7. What Is the Incubation Period for the Novel Coronavirus?

A person exposed to the coronavirus may start developing the symptoms within a period of two to fourteen days. In most of the confirmed cases, the symptoms became quite pronounced in 5-6 days. However, there have been some instances of asymptomatic coronavirus infections wherein the patient shows no signs of the disease despite being infected.

8. Can Animals Transmit Coronavirus to Humans?

Some viruses from the coronavirus family such as SARS-Cov and SARS-Cov1 that were responsible for the outbreak of the SARS pandemic in 2002-2004 are said to infect humans, bats, and other mammals. However, the possibility of an animal source in the case of COVID-19 is yet unknown.

Whether pets can spread the disease is still questionable despite some instances of the pets of COVID-19 patients being infected. The World Organization for Animal Health has issued technical guidance for topics related to animal health during the quarantine. It is also suggested to avoid trips to live animal markets to prevent contamination.

9. What Is the Life Span of the Novel Coronavirus on Surfaces?

The lifespan of a COVID-19 virus on surfaces is in line with the other viruses of the family. An infected surface may retain the traces of the virus from a few hours up to several days. That said, there are other factors such as surface type, climate (temperature and humidity) that have a massive impact on these stats.

Any rarest possibility of coronavirus contamination should be immediately ruled out by cleaning the exposed surface with the help of a disinfectant or soap water. Steer away from touching your eyes, mouth, and nose in the process.

10. How Can I Protect Myself From COVID-19?

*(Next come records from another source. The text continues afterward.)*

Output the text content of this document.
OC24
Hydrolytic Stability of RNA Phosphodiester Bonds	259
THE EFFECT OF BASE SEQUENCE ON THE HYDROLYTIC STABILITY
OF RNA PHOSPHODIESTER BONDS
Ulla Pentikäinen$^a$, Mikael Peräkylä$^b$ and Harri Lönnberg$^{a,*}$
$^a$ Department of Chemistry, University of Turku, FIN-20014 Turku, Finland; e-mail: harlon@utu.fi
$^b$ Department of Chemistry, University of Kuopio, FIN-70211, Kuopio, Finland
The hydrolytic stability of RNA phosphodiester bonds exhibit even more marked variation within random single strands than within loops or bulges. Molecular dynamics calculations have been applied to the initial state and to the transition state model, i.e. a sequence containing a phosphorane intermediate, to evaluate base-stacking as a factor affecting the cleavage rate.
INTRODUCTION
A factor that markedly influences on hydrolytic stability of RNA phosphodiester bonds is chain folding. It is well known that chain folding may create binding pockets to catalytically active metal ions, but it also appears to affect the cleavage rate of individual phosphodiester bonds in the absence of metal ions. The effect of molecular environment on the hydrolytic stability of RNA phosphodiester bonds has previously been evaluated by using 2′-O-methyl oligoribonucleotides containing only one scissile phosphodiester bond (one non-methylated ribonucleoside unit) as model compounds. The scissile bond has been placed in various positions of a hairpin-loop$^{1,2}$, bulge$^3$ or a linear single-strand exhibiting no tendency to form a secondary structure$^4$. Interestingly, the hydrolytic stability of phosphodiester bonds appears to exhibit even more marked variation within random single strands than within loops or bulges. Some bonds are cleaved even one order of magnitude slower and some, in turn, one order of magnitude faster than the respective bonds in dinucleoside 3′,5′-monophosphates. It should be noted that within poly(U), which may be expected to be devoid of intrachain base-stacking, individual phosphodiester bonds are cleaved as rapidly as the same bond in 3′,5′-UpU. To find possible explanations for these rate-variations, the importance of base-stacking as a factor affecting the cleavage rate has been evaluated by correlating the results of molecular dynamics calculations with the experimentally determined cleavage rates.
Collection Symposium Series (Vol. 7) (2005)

The number of coronavirus cases is quickly soaring worldwide. But, with the help of certain precautions, you can significantly reduce your chances of contracting the disease:

  • If you are staying in one of the high-risk locations that have seen many coronavirus exposure cases, it’s always advised to self-quarantine self at home. This will not just keep you safe but will eventually help in breaking the chain.
  • Clean your hands frequently with an alcohol-based sanitizer or soap water, especially after collecting food items, touching pets, or coming in contact with a surface with the slightest risk of contamination.
  • Avoid gatherings and group movements at all costs.
  • Wear a mask if available or, if nothing else, cover your face with a handkerchief if required to step out.
  • Maintain a distance of 3 feet from everyone, especially those who are showing signs of flu.
  • Avoid public transport as much as possible.

In Closing

It seems like social distancing and maintaining hygiene have proved to be the biggest saviours in the face of the coronavirus pandemic. But we still have a long way to go in winning the fight against this global curse.

In the words of Nobel laureate Michael Levitt, hopefully, the "end is near for the coronavirus pandemic."